Abrumado, cada noche, en el silencio y el secreto de la habitación de la casa de mi madre, donde había sido execrado, abría el pesado candado de acero y el arca en el cual moraba y, como drácula, penetraba en la vida real, eterna y permanente. Allí, era uno, aunque con infinitos nombres. La multitud de mis yo mismos quedaba afuera, en la casa grande, en el acceso descendente de tres escalones hasta un descanso en el cual debía girar ciento ochenta grados y descender siete escalones hasta la selva de helechos y orquídeas que diligentemente cuidaba Elia, protectora de niños, gatos, loros y guacamayas.

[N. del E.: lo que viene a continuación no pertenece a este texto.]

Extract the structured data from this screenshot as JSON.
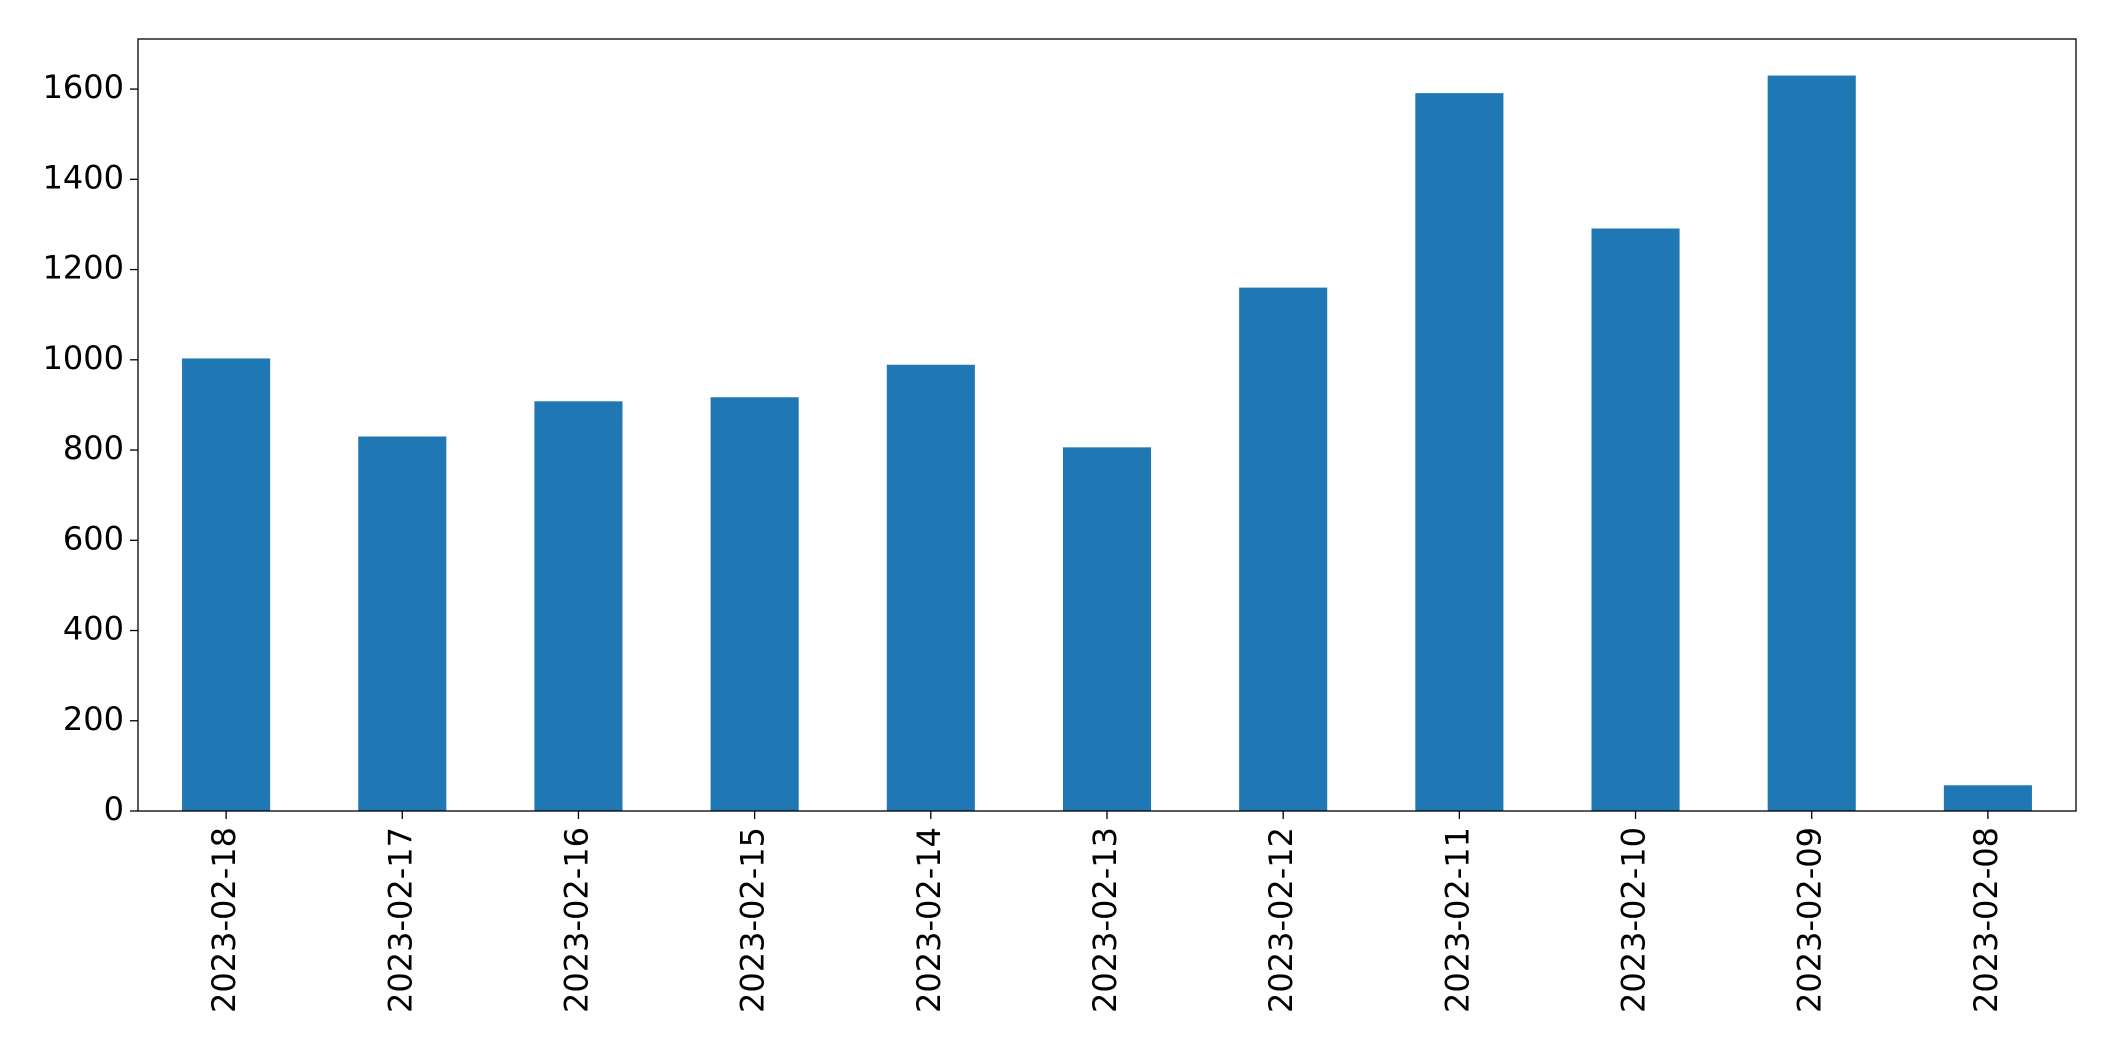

Mi vida vagabunda, me impidió transportar la urna hasta el país austral, donde fui enviado, con una misión humanitaria, pero secreta; por lo tanto, inconfesable. La habitación con el acceso de la selva, los siete peldaños y los tres escalones quedó cerrada. Mi hermano y mi cuñada se instalaron en una construcción contigua que, en un tiempo, alojó el torno industrial de mi padre, en otro, mi habitación de lectura, allí leí al Cura Teilhard, también el “Arte de amar” de Fromm, los Diálogos de Krishnamurti y, para contrarrestar tanta religiosidad, más o menos aceptable, la biografía de Cagliostro por Renato Strozzi. Durante los años previos al abandono del espejo, utilicé el torno de mi padre para fabricar los ojos de bronce de un gran tótem que coloqué en el jardín y, con el tiempo, se convirtió en modelo de tiro al blanco, para mis hermanos. Del gran tótem de madera, sólo sobreviven los ojos dorados que miran, enterrados, hacia algún lugar de la profunda Ásgarör.

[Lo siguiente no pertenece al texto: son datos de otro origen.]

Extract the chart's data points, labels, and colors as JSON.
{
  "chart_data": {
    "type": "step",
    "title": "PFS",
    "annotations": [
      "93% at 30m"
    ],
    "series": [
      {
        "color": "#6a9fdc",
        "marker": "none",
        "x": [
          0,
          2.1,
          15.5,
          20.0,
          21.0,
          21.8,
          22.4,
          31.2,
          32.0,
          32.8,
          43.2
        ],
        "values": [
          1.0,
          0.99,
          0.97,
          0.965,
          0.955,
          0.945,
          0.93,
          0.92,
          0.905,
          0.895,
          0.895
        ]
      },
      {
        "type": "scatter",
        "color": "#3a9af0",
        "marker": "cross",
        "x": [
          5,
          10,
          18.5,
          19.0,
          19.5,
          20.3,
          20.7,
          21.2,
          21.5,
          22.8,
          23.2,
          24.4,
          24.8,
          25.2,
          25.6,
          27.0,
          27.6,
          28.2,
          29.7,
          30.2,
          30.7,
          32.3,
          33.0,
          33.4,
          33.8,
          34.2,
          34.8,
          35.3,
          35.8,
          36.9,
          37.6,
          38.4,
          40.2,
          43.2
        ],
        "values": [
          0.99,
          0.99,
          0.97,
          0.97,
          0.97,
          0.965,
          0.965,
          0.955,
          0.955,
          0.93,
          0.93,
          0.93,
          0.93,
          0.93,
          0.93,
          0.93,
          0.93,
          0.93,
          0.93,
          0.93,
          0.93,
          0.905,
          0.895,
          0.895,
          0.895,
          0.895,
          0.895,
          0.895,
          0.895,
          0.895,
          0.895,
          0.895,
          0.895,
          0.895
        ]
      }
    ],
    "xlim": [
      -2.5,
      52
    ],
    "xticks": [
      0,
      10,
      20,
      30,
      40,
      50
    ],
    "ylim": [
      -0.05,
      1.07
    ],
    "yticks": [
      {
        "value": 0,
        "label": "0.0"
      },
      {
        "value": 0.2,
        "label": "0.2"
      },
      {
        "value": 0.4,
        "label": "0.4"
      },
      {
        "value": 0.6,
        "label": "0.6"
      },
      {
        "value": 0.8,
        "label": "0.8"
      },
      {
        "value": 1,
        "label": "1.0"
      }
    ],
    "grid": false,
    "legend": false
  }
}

Una tarde, recibí la llamada telefónica de mi cuñada. La habitación de la caja había sido destinada a su servidumbre y decidieron clasificar y guardar mis pertenencias. Habían encontrado féretro de madera y no se atrevían a abrirlo ya que imaginaban, febrilmente, alguna abominación. La tranquilicé y le di instrucciones precisas para desarmar el hechizo del espejo. Instrucciones que, hasta donde se, ella practicó. Fue así como quede, para siempre, atrapado, o liberado, al mundo del espejo. Cada vez que sueño soy uno, soy el que soy, con infinitos nombres. Con un arma etérica que me fue confiada, me enfrento a seres de sombra indescriptible. Vivo en todos los tiempos y en universos paralelos. Viajo, a veces, en cuerpos que duermen, mientras se creen despiertos y me son útiles para alguna acción despertadora, más o menos fugaz, que sirve a su vez al dueño del vehículo. Cuando regreso al mundo visible, recordando cada detalle del verdadero y unitario mundo de mis sueños, escribo o hago esculturas y busco, como un soñador de ruinas circulares, a un soñado que despierte. Algún alumno, de una hermandad, cuyo psicodrama central es el espejo, asesorado por un viejo y resentido mago que conozco, con buena intención, pretendió distribuir un reflejo que no es ni la sombra del embrujo. Otro, más atrevido y luminoso, comparte mi espejo, pero su compañía, me fue arrebatada de este mundo sensible y me acompaña ahora, sólo en el universo de lo permanente y la verdad. Otro, lo comparte y no lo sabe ya que su obstinación niega lo que ve. Lo cierto es que, ese espejo, requiere todavía un conjuro que ha de realizarse en otro cristal que debe ser el mismo.
Todo lo narrado aquí, es rigurosamente cierto. La única ficción está en la narración ordenada, cronológicamente, desde un presunto pasado inexistente. Ficticios son los espacios descritos del mundo visible que, por visibles, podemos definir como ilusorios. Así como, las supuestas vivencias de la vituperación, la calumnia y las persecuciones que forman parte, también, de una interpretación limitadísima de la vida. En definitiva, todo lo que se narra y forma parte de “la verdad” es ficción y lo que podría interpretarse, como ficción, es la pura, infinita, ineludible y eterna verdad.